Grabación de transmisiones en vivo en película 16mm — la cámara fotografiaba directamente la pantalla del tubo catódico. Único método de archivo antes de cinta de vídeo.
En los años 50 y 60, la televisión en directo era la única televisión que existía. Los programas se emitían y luego desaparecían, a menos que se tuviera un método para conservarlos. El procedimiento de kinescopio fue la respuesta: una cámara de cine de 16 mm se apuntaba directamente a un monitor de tubo de rayos catódicos y fotografiaba la imagen luminosa fotograma a fotograma. Crudo, pero funcional. Para la archivación, la emisión con desfase horario y el intercambio internacional, esta era la solución estándar antes de la llegada de la cinta de vídeo.
Técnicamente, funcionaba así: el monitor mostraba la señal en directo, la cámara de cine (normalmente a 24 o 25 fps) capturaba el tubo de imagen durante un período de minutos u horas. El problema era omnipresente: el parpadeo del tubo de imagen, el barrido de los haces de electrones, los reflejos en la superficie de cristal. La calidad de imagen era notablemente inferior a la del original: pérdida de resolución, contraste plano, dificultad de enfoque. Había que posicionar la cámara en el ángulo correcto, utilizar cabinas de objetivo para minimizar los reflejos. En el montaje, estas kinescopias se veían claramente: granuladas, con líneas de barrido visibles, a menudo con bordes oscuros o viñeteado.
Para nosotros hoy, lo importante es: muchos clásicos de la televisión temprana solo existen como kinescopios. Series completas, representaciones en directo, momentos históricos, todo guardado de esta forma primitiva. El material es frágil, el film amarillea, la calidad se degrada. La restauración es laboriosa y nunca perfecta, porque la información original se ha perdido hace mucho tiempo. Si hoy ves material de archivo de esta época que parece granulado y pálido, a menudo es un kinescopio, posiblemente incluso una copia de una copia.
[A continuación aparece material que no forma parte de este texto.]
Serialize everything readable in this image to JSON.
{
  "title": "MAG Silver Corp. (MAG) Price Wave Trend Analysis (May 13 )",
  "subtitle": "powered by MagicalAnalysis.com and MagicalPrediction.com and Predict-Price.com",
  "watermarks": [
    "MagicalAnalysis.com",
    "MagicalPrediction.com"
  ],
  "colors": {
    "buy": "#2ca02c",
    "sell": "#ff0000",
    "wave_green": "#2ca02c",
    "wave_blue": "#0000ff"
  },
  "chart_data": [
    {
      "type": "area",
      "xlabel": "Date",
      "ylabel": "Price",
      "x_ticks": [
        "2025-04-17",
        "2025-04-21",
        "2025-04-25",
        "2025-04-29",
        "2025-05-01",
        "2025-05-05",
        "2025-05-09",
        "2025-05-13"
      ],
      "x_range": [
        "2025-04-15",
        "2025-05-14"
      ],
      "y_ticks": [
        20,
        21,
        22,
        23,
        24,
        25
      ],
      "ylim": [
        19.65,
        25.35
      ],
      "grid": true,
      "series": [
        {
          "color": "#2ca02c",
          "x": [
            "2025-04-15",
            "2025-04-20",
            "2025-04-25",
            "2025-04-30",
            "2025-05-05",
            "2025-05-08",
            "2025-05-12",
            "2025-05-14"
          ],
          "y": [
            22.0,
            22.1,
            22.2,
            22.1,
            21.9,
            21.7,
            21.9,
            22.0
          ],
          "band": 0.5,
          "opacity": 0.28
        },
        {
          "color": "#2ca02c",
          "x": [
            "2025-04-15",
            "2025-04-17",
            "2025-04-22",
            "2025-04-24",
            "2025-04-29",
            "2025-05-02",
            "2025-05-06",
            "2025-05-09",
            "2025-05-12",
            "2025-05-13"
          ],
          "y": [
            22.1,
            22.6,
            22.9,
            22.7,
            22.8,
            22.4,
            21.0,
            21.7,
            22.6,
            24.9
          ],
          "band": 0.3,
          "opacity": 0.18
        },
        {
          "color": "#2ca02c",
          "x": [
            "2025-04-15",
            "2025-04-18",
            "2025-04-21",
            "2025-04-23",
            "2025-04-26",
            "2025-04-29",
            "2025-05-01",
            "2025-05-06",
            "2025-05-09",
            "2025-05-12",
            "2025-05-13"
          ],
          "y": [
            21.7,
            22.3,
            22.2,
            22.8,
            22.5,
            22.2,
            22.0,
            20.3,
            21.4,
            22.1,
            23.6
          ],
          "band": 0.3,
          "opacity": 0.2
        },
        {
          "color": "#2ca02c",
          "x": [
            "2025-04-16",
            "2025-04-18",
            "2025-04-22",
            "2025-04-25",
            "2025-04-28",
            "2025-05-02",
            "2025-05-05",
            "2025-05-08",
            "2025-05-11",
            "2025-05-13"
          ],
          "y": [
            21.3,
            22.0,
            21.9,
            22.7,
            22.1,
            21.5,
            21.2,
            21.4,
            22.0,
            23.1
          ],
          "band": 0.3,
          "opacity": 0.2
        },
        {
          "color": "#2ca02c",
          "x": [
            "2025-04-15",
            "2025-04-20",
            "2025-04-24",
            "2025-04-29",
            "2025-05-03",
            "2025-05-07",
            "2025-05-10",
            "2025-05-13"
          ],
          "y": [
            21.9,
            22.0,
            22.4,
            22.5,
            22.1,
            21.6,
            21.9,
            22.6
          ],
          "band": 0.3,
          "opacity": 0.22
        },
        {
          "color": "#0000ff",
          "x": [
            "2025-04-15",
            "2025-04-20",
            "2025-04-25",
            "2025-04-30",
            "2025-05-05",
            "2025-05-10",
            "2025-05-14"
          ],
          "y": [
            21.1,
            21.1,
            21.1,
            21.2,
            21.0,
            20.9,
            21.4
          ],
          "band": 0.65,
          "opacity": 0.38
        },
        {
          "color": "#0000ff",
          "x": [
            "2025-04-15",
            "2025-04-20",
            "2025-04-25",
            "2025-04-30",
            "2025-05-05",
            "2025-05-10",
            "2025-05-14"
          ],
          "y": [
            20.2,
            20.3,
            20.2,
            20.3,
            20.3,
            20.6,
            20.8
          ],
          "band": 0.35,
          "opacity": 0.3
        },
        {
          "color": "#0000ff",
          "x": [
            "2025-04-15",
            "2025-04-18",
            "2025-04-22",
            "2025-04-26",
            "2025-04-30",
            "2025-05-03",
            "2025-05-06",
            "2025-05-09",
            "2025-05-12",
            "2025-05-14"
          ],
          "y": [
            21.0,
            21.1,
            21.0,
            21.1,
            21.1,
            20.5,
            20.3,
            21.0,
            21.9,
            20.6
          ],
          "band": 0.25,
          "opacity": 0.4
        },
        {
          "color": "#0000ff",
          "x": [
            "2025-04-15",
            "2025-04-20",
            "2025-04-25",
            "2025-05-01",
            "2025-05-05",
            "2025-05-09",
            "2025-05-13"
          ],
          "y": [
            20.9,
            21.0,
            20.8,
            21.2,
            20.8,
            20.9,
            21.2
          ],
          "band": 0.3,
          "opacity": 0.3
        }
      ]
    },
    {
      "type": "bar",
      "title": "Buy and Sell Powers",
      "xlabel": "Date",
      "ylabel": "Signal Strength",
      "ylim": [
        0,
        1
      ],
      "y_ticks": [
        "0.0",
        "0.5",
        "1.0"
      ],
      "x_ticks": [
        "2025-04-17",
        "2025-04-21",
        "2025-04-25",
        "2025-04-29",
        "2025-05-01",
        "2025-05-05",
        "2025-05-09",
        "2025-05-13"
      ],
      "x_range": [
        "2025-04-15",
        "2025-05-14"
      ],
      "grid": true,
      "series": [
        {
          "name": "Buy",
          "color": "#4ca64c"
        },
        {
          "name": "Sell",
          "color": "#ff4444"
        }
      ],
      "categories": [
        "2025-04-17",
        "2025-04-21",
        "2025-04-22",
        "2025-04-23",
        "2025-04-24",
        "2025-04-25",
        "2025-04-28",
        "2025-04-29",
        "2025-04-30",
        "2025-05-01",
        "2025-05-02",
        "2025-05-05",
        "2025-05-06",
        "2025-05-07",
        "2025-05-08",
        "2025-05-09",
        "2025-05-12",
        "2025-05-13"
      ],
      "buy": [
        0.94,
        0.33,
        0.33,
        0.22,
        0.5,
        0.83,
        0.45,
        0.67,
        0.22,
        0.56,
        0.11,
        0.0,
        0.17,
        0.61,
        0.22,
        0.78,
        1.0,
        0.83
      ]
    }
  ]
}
El procedimiento desaparece con la aparición de la cinta de vídeo de 2 pulgadas y, más tarde, de 1 pulgada (ver Videotape-Recording) a finales de los 60 y 70. La cinta de vídeo era más directa, más barata, de mejor calidad. Pero históricamente, el kinescopio sigue siendo la prueba de que la televisión en directo podía documentarse sin almacenamiento digital o magnético. Una herramienta de transición necesaria en la historia de los medios, y hoy una característica de calidad reconocible de cualquier material de esa época.